Es gibt keine unüberwindbaren Hindernisse für Island auf dem Weg in die EU. Darin sahen sich die Redner weitgehend einig. Botschafter Gunnarsson zeigte in seinem Eingangsstatement auf, wie eng sein Land bereits heute mit der EU verbunden ist: Als Mitglied des Europäischen Wirtschaftsraums übernehme Island die europäische Gesetzgebung nahezu „eins zu eins“, ohne aber politische Entscheidungsgewalt in der EU zu haben. Kein Mitspracherecht und Einfluss im Rat zu besitzen, bedeute für Island derzeit einen größeren Verlust als der Verlust an Souverenität durch den EU-Beitritt, der von Gegnern immer wieder ins Feld geführt werde, so der Botschafter. Zur Frage, ob die Mehrheit der Bevölkerung den Beitritt will, zeigte sich Gunnarsson optimistisch: Im letzten Jahr sei die Zustimmungskurve kontinuierlich angestiegen – dabei würden die Informationskampagnen erst jetzt richtig losgehen.

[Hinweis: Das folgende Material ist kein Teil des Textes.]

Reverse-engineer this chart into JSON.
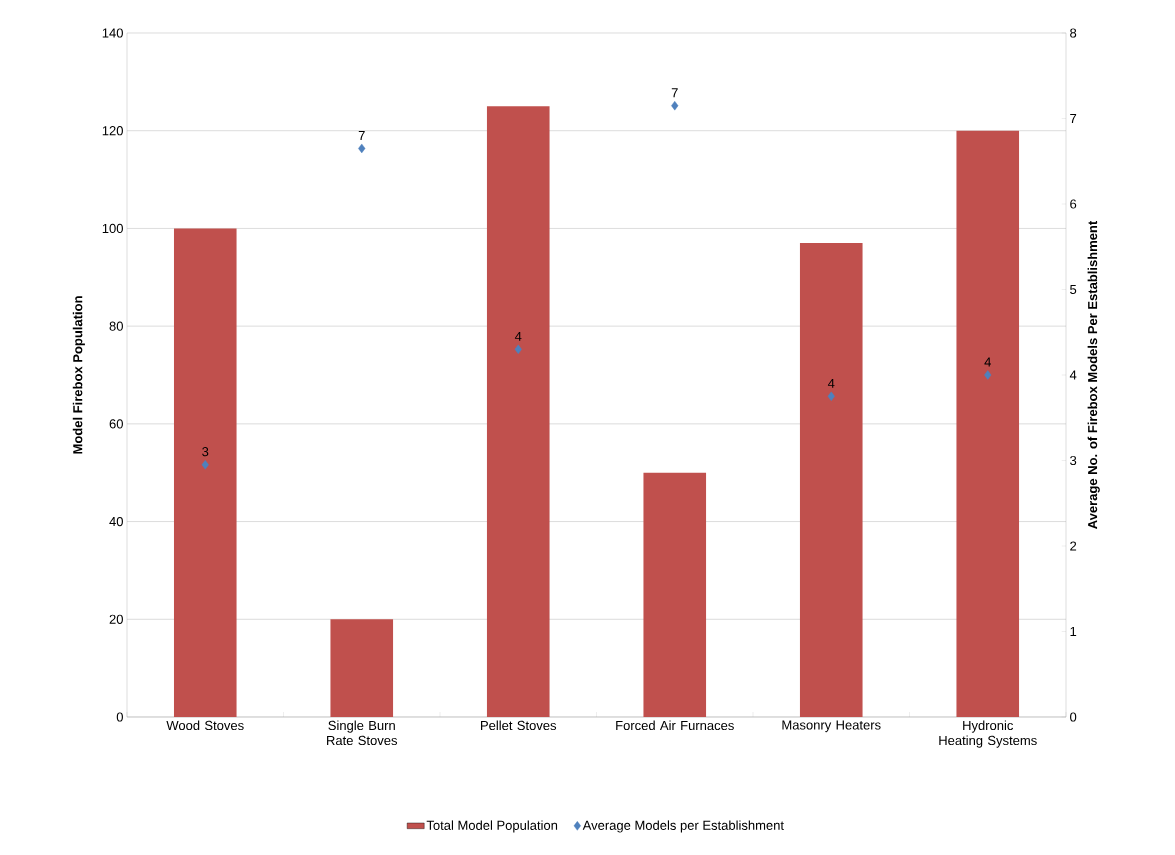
{
  "chart_data": {
    "type": "bar",
    "categories": [
      "Wood Stoves",
      "Single Burn Rate Stoves",
      "Pellet Stoves",
      "Forced Air Furnaces",
      "Masonry Heaters",
      "Hydronic Heating Systems"
    ],
    "ylabel": "Model Firebox Population",
    "y2label": "Average No. of Firebox Models Per Establishment",
    "series": [
      {
        "name": "Total Model Population",
        "color": "#c0504d",
        "values": [
          100,
          20,
          125,
          50,
          97,
          120
        ]
      },
      {
        "name": "Average Models per Establishment",
        "type": "scatter",
        "axis": "y2",
        "marker": "diamond",
        "color": "#4f81bd",
        "values": [
          2.95,
          6.65,
          4.3,
          7.15,
          3.75,
          4.0
        ],
        "value_labels": [
          "3",
          "7",
          "4",
          "7",
          "4",
          "4"
        ]
      }
    ],
    "ylim": [
      0,
      140
    ],
    "yticks": [
      0,
      20,
      40,
      60,
      80,
      100,
      120,
      140
    ],
    "y2lim": [
      0,
      8
    ],
    "y2ticks": [
      0,
      1,
      2,
      3,
      4,
      5,
      6,
      7,
      8
    ],
    "grid": "y",
    "legend": "bottom"
  }
}
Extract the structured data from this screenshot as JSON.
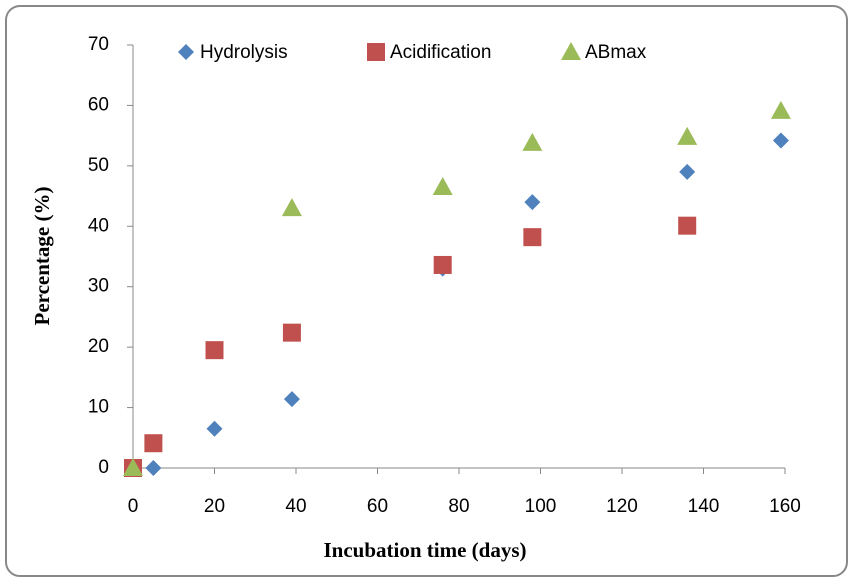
{
  "chart_data": {
    "type": "scatter",
    "x_label": "Incubation time (days)",
    "y_label": "Percentage (%)",
    "xlim": [
      0,
      160
    ],
    "xticks": [
      0,
      20,
      40,
      60,
      80,
      100,
      120,
      140,
      160
    ],
    "ylim": [
      0,
      70
    ],
    "yticks": [
      0,
      10,
      20,
      30,
      40,
      50,
      60,
      70
    ],
    "legend": "top",
    "series": [
      {
        "name": "Hydrolysis",
        "color": "#4f81bd",
        "marker": "diamond",
        "x": [
          0,
          5,
          20,
          39,
          76,
          98,
          136,
          159
        ],
        "values": [
          0,
          0,
          6.5,
          11.4,
          33,
          44,
          49,
          54.2
        ]
      },
      {
        "name": "Acidification",
        "color": "#c0504d",
        "marker": "square",
        "x": [
          0,
          5,
          20,
          39,
          76,
          98,
          136
        ],
        "values": [
          0,
          4.1,
          19.5,
          22.4,
          33.6,
          38.2,
          40.1
        ]
      },
      {
        "name": "ABmax",
        "color": "#9bbb59",
        "marker": "triangle",
        "x": [
          0,
          39,
          76,
          98,
          136,
          159
        ],
        "values": [
          0,
          43,
          46.5,
          53.8,
          54.8,
          59.1
        ]
      }
    ]
  }
}
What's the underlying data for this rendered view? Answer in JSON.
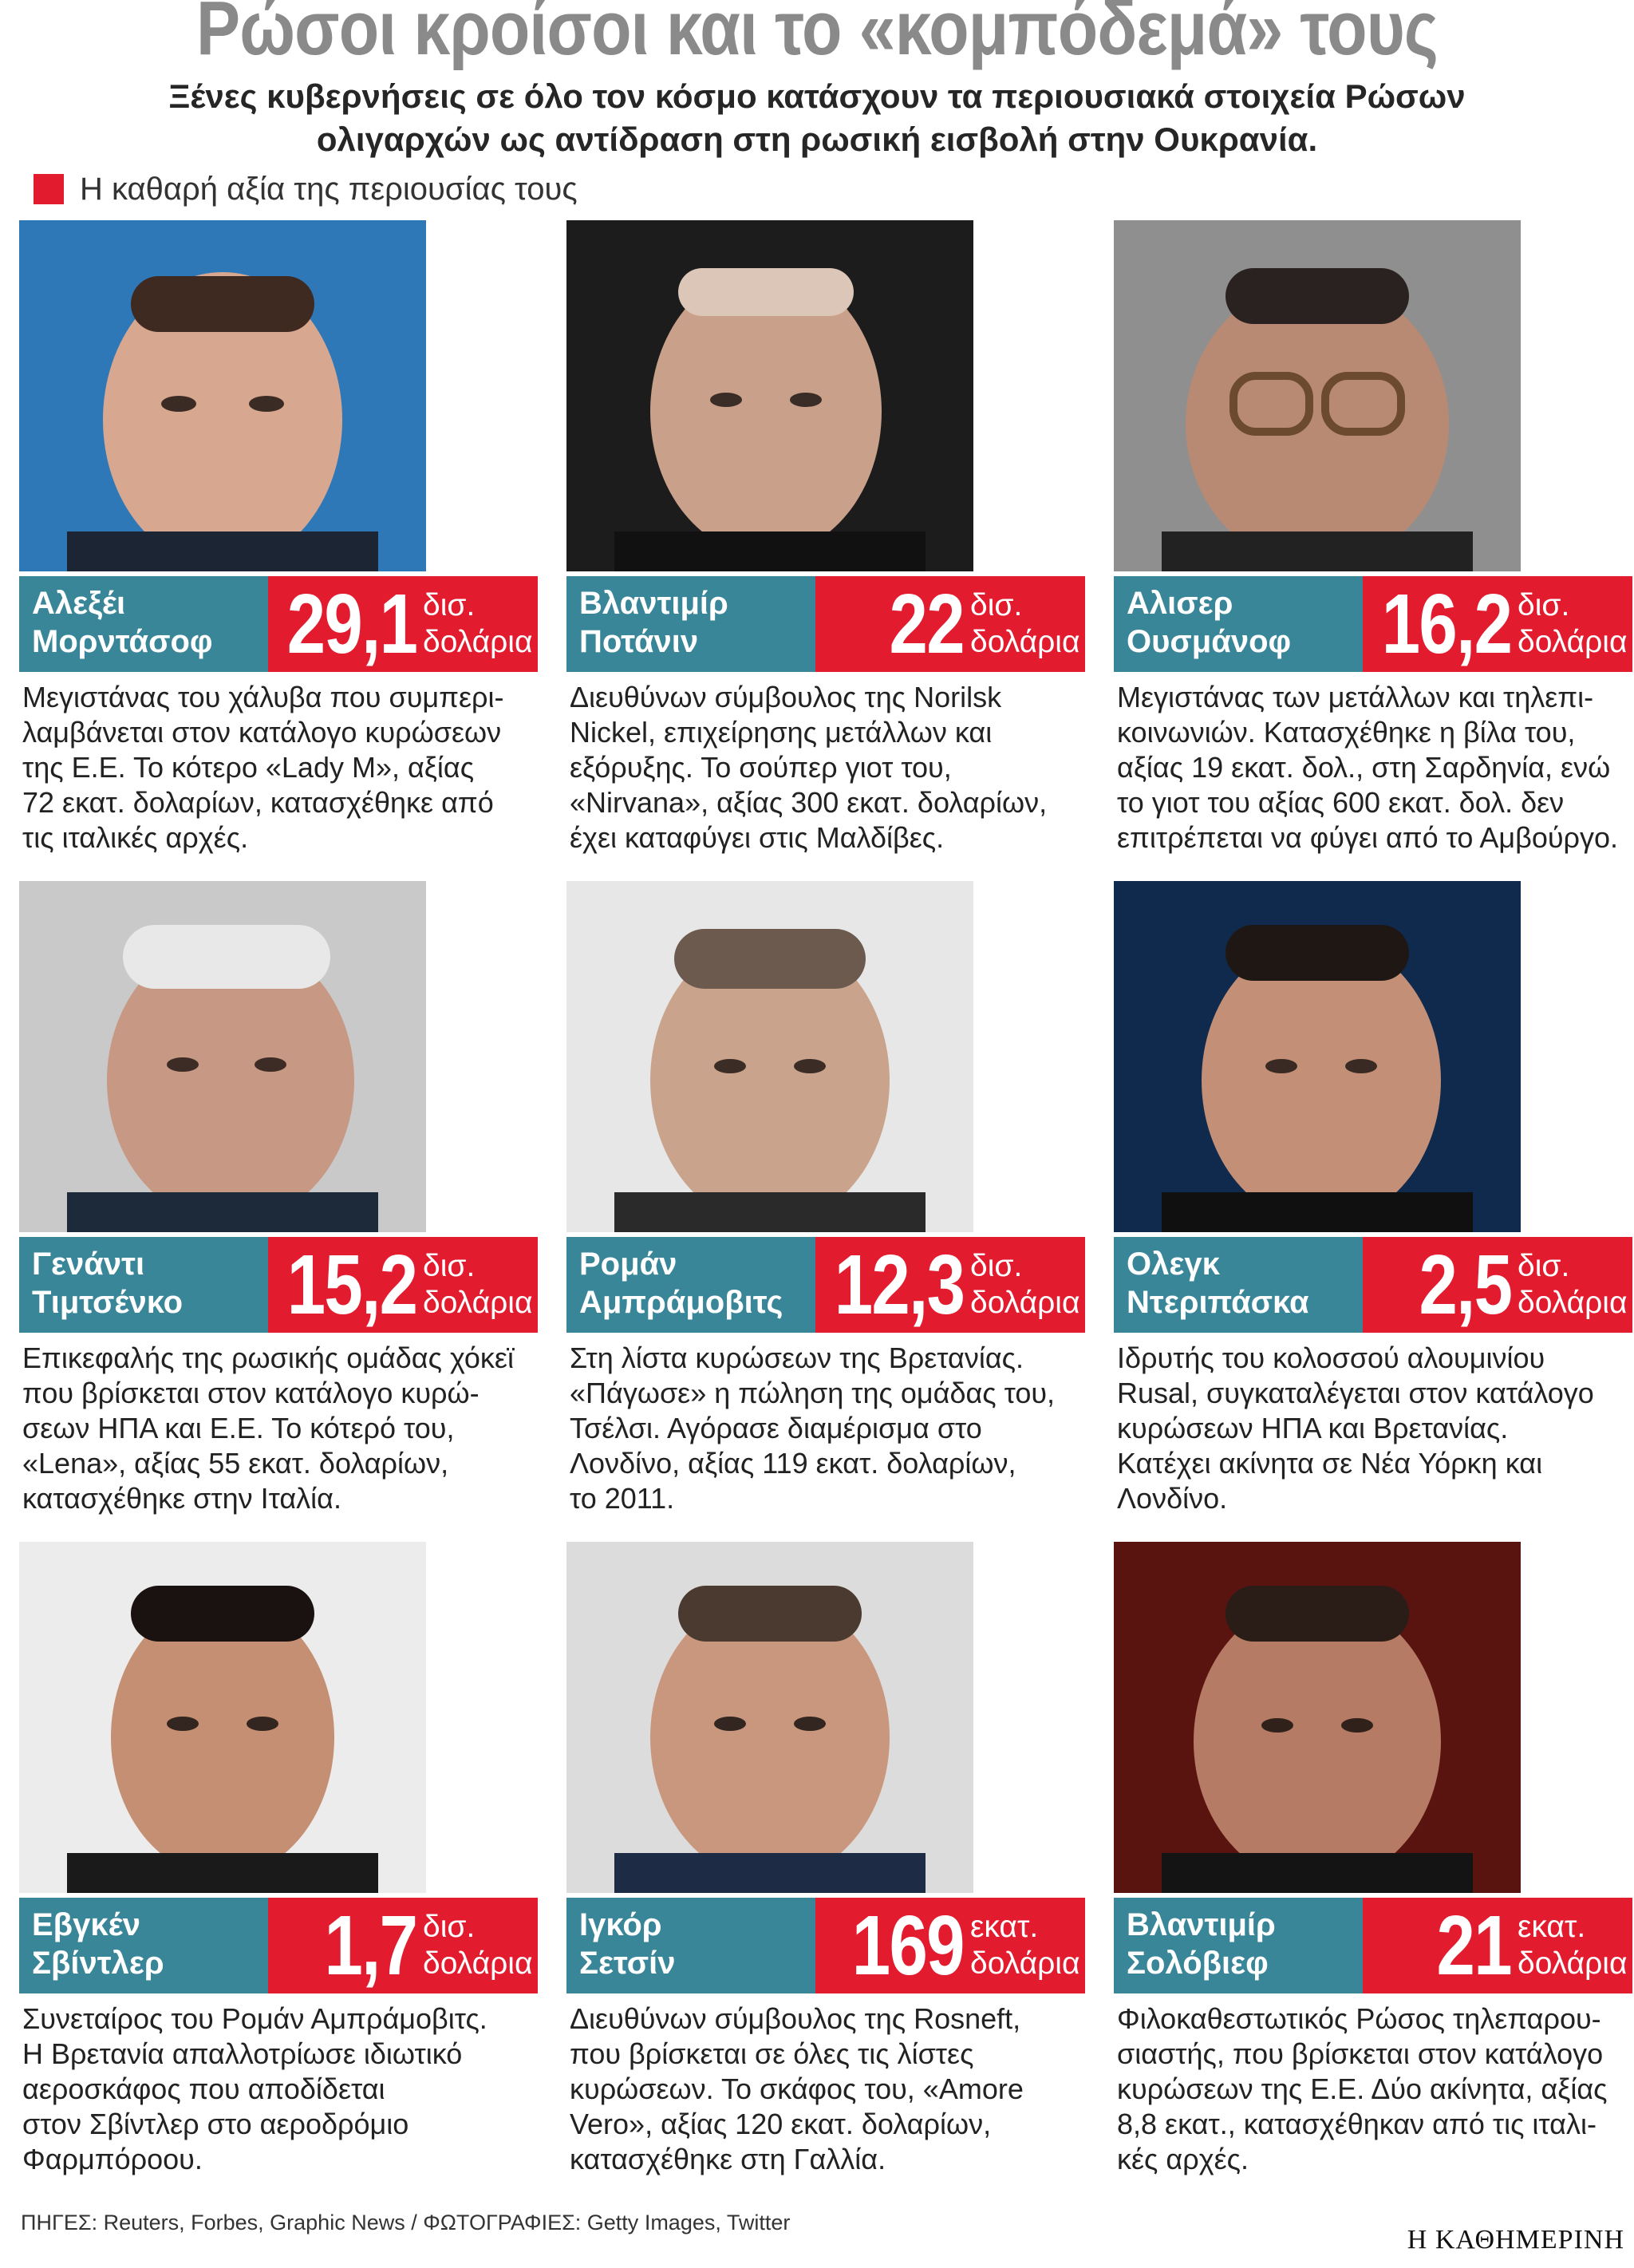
{
  "header": {
    "title": "Ρώσοι κροίσοι και το «κομπόδεμά» τους",
    "subtitle": "Ξένες κυβερνήσεις σε όλο τον κόσμο κατάσχουν τα περιουσιακά στοιχεία Ρώσων ολιγαρχών ως αντίδραση στη ρωσική εισβολή στην Ουκρανία."
  },
  "legend": {
    "label": "Η καθαρή αξία της περιουσίας τους",
    "color": "#e31b2e"
  },
  "colors": {
    "name_bar": "#3a8699",
    "value_box": "#e31b2e"
  },
  "cards": [
    {
      "name": "Αλεξέι\nΜορντάσοφ",
      "value": "29,1",
      "unit": "δισ.\nδολάρια",
      "desc": "Μεγιστάνας του χάλυβα που συμπερι-\nλαμβάνεται στον κατάλογο κυρώσεων\nτης Ε.Ε. Το κότερο «Lady M», αξίας\n72 εκατ. δολαρίων, κατασχέθηκε από\nτις ιταλικές αρχές."
    },
    {
      "name": "Βλαντιμίρ\nΠοτάνιν",
      "value": "22",
      "unit": "δισ.\nδολάρια",
      "desc": "Διευθύνων σύμβουλος της Norilsk\nNickel, επιχείρησης μετάλλων και\nεξόρυξης. Το σούπερ γιοτ του,\n«Nirvana», αξίας 300 εκατ. δολαρίων,\nέχει καταφύγει στις Μαλδίβες."
    },
    {
      "name": "Αλισερ\nΟυσμάνοφ",
      "value": "16,2",
      "unit": "δισ.\nδολάρια",
      "desc": "Μεγιστάνας των μετάλλων και τηλεπι-\nκοινωνιών. Κατασχέθηκε η βίλα του,\nαξίας 19 εκατ. δολ., στη Σαρδηνία, ενώ\nτο γιοτ του αξίας 600 εκατ. δολ. δεν\nεπιτρέπεται να φύγει από το Αμβούργο."
    },
    {
      "name": "Γενάντι\nΤιμτσένκο",
      "value": "15,2",
      "unit": "δισ.\nδολάρια",
      "desc": "Επικεφαλής της ρωσικής ομάδας χόκεϊ\nπου βρίσκεται στον κατάλογο κυρώ-\nσεων ΗΠΑ και Ε.Ε. Το κότερό του,\n«Lena», αξίας 55 εκατ. δολαρίων,\nκατασχέθηκε στην Ιταλία."
    },
    {
      "name": "Ρομάν\nΑμπράμοβιτς",
      "value": "12,3",
      "unit": "δισ.\nδολάρια",
      "desc": "Στη λίστα κυρώσεων της Βρετανίας.\n«Πάγωσε» η πώληση της ομάδας του,\nΤσέλσι. Αγόρασε διαμέρισμα στο\nΛονδίνο, αξίας 119 εκατ. δολαρίων,\nτο 2011."
    },
    {
      "name": "Ολεγκ\nΝτεριπάσκα",
      "value": "2,5",
      "unit": "δισ.\nδολάρια",
      "desc": "Ιδρυτής του κολοσσού αλουμινίου\nRusal, συγκαταλέγεται στον κατάλογο\nκυρώσεων ΗΠΑ και Βρετανίας.\nΚατέχει ακίνητα σε Νέα Υόρκη και\nΛονδίνο."
    },
    {
      "name": "Εβγκέν\nΣβίντλερ",
      "value": "1,7",
      "unit": "δισ.\nδολάρια",
      "desc": "Συνεταίρος του Ρομάν Αμπράμοβιτς.\nΗ Βρετανία απαλλοτρίωσε ιδιωτικό\nαεροσκάφος που αποδίδεται\nστον Σβίντλερ στο αεροδρόμιο\nΦαρμπόροου."
    },
    {
      "name": "Ιγκόρ\nΣετσίν",
      "value": "169",
      "unit": "εκατ.\nδολάρια",
      "desc": "Διευθύνων σύμβουλος της Rosneft,\nπου βρίσκεται σε όλες τις λίστες\nκυρώσεων. Το σκάφος του, «Amore\nVero», αξίας 120 εκατ. δολαρίων,\nκατασχέθηκε στη Γαλλία."
    },
    {
      "name": "Βλαντιμίρ\nΣολόβιεφ",
      "value": "21",
      "unit": "εκατ.\nδολάρια",
      "desc": "Φιλοκαθεστωτικός Ρώσος τηλεπαρου-\nσιαστής, που βρίσκεται στον κατάλογο\nκυρώσεων της Ε.Ε. Δύο ακίνητα, αξίας\n8,8 εκατ., κατασχέθηκαν από τις ιταλι-\nκές αρχές."
    }
  ],
  "footer": {
    "sources": "ΠΗΓΕΣ: Reuters, Forbes, Graphic News / ΦΩΤΟΓΡΑΦΙΕΣ: Getty Images, Twitter",
    "brand": "Η ΚΑΘΗΜΕΡΙΝΗ"
  }
}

Skeptischer sieht das Skandinavistik-Professor Henningsen. Er bewertet auch die Sonderrolle, die die Deutschen den Skandinaviern zumessen, kritisch. Für den stellv. Vorsitzenden der Deutsch-Nordischen Parlamentariergruppe im Bundestag, Hans-Michael Goldmann, passen der Wertekanon der Isländer und ihre Lebensart hervorragend zu Europa. Auch Michael Roth, europapolitischer Sprecher der SPD-Bundestagsfraktion, sieht Island als Teil der europäischen Wertegemeinschaft.
In der Debatte wurde deutlich: Bei allen noch bestehenden Problemen, die im Verlaufe der Beitrittsverhandlungen gelöst werden müssen, ist die „Mitgift“, die die Isländer in die EU einbringen würden, beachtlich: von wichtigen Impulsen, die von der nachhaltigen Fischereiwirtschaft Islands für die anstehende Reform der Fischereiwirtschaft in der EU ausgehen könnten, über den Anteil der erneuerbaren Energien an der Stromerzeugung Islands von 75 Prozent bis zur Möglichkeit, dass Island ein kleiner Nettobeitragszahler werden könnte.
„Aus deutscher Sicht ist der Beitritt Islands zur EU hochwillkommen“, so EUD-Präsident Peter Altmaier, in seinem Schlusswort. Deutschland habe ein vitales Interesse, dass das nordische Gewicht in der EU gestärkt werde. Er erwarte eine aktive Rolle Islands in der Gemeinschaft. In diesem Zusammenhang erinnerte er daran, dass die EU nicht nur eine Werte- und Kulturgemeinschaft, sondern darüber hinaus eine Solidaritätsgemeinschaft sei.